Jesse F. Gregory III, Ph.D.

Jesse F. Gregory III, Ph.D.

Professor of Food Science and Human Nutrition

Institute of Food and Agricultural Sciences

1999 Awardee

Jesse Gregory is an expert on the chemistry, metabolism and nutritional function of B-vitamins. Much of his work focuses on vitamins B6 and folate. Adequate intake of both of these vitamins is needed for normal metabolism, cell replication and maintenance of health. For example, adequate intake of these vitamins reduces the risk of cardiovascular disease, and adequate folate intake helps reduce the risk of certain birth defects and certain forms of cancer.

Gregory and his colleagues have developed and applied a number of innovative methods involving the use of nonradioactive isotopic tracers, with which the absorption, metabolism and metabolic function of these vitamins can be determined in human subjects. Application of these methods allows direct investigations in humans without the potential hazards of traditional radioisotopic tracers. Studies based on the use of these isotopic procedures have had direct impact on national nutrition policy. Recent changes in the Recommended Dietary Allowances for folate were based largely on results of Gregory and colleagues showing that the requirement is approximately twice that previously believed. In addition, the recently implemented fortification of cereal grain food products (bread, flour, rice, pasta, etc.) with folic acid was supported by UF studies showing that such fortification is an effective way of delivering the vitamin in highly absorbable form.
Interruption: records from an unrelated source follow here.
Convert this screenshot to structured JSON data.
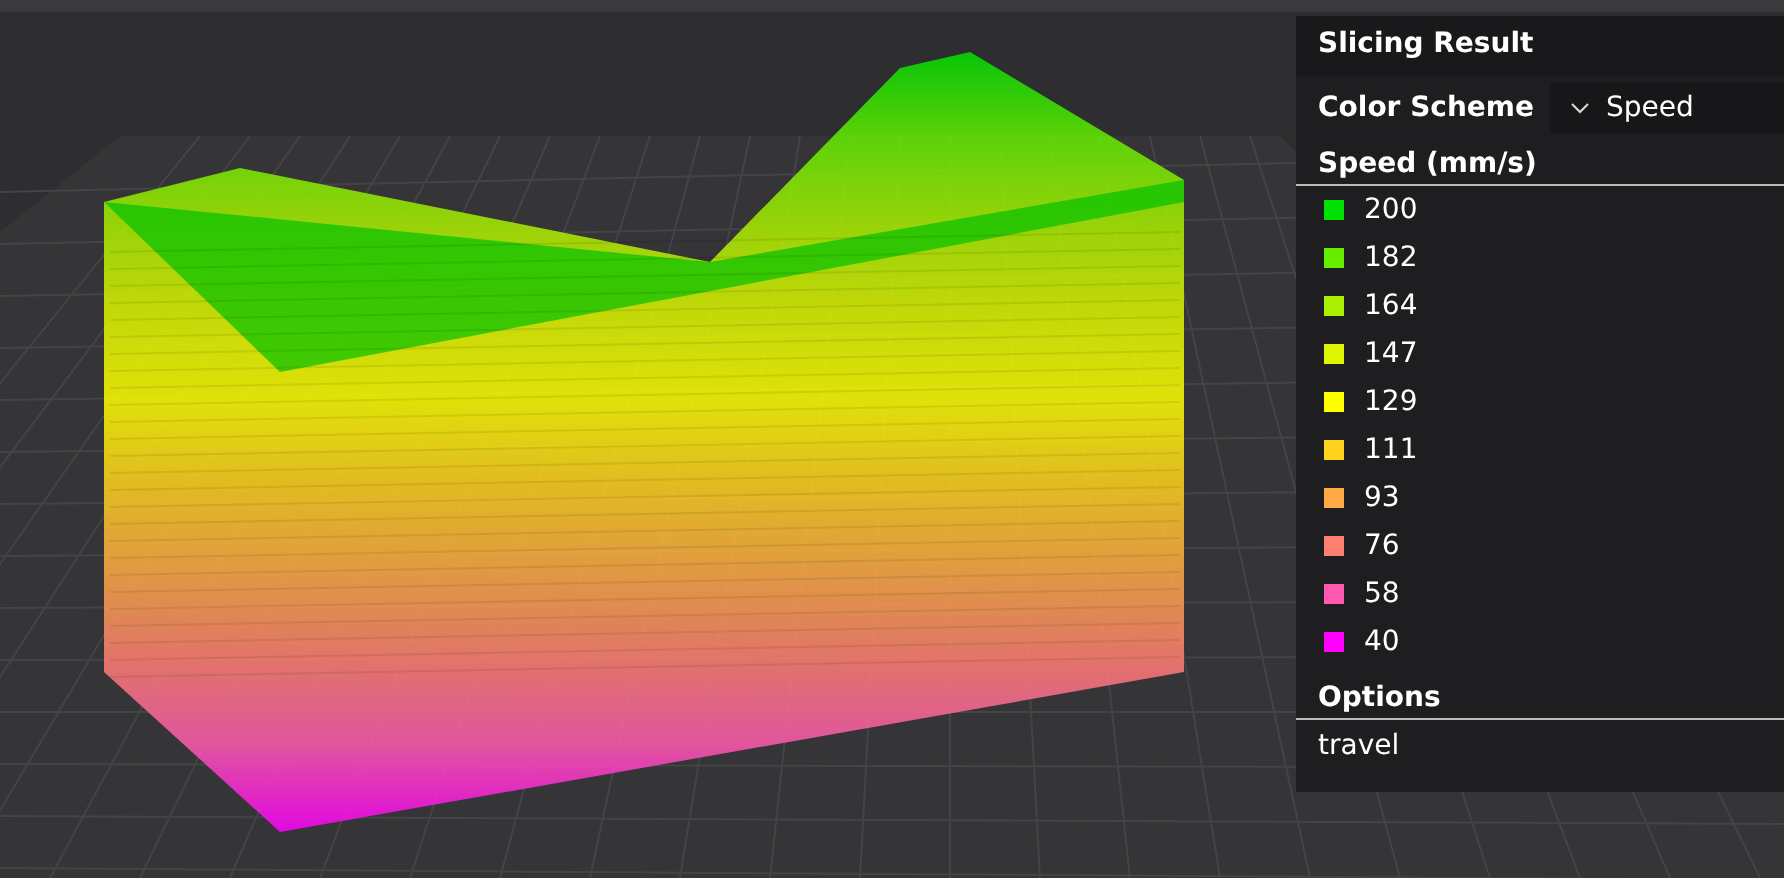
{
  "panel": {
    "title": "Slicing Result",
    "color_scheme": {
      "label": "Color Scheme",
      "value": "Speed"
    },
    "legend": {
      "title": "Speed (mm/s)",
      "items": [
        {
          "label": "200",
          "color": "#00e000"
        },
        {
          "label": "182",
          "color": "#66ee00"
        },
        {
          "label": "164",
          "color": "#aaee00"
        },
        {
          "label": "147",
          "color": "#ddf500"
        },
        {
          "label": "129",
          "color": "#ffff00"
        },
        {
          "label": "111",
          "color": "#ffd21e"
        },
        {
          "label": "93",
          "color": "#ffaa44"
        },
        {
          "label": "76",
          "color": "#ff8070"
        },
        {
          "label": "58",
          "color": "#ff5ab0"
        },
        {
          "label": "40",
          "color": "#ff00ff"
        }
      ]
    },
    "options": {
      "title": "Options",
      "items": [
        "travel"
      ]
    }
  }
}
Although the natural forms of folate in many foods is not efficiently absorbed, Gregory and colleagues found that orange juice is also a good source of readily absorbable folate.

Gregory’s research is now mainly directed toward determining optimal intakes of folate and vitamin B6 to maintain optimal one-carbon metabolism to control the level of the metabolite homocysteine associated with risk of cardiovascular disease.

One major goal is to determine the impact of common genetic variability among humans on their vitamin requirements.

Gregory has served as a member of the NIH Nutrition Study Section, USDA Review Panels on Human Nutrition and a number of other advisory panels. He also has served on National Academy of Sciences Institute of Medicine Committees that developed policy recommendations for the nutritional labeling of foods. He currently serves on the editorial boards of the Journal of Nutrition and the Journal of Food Composition and Analysis.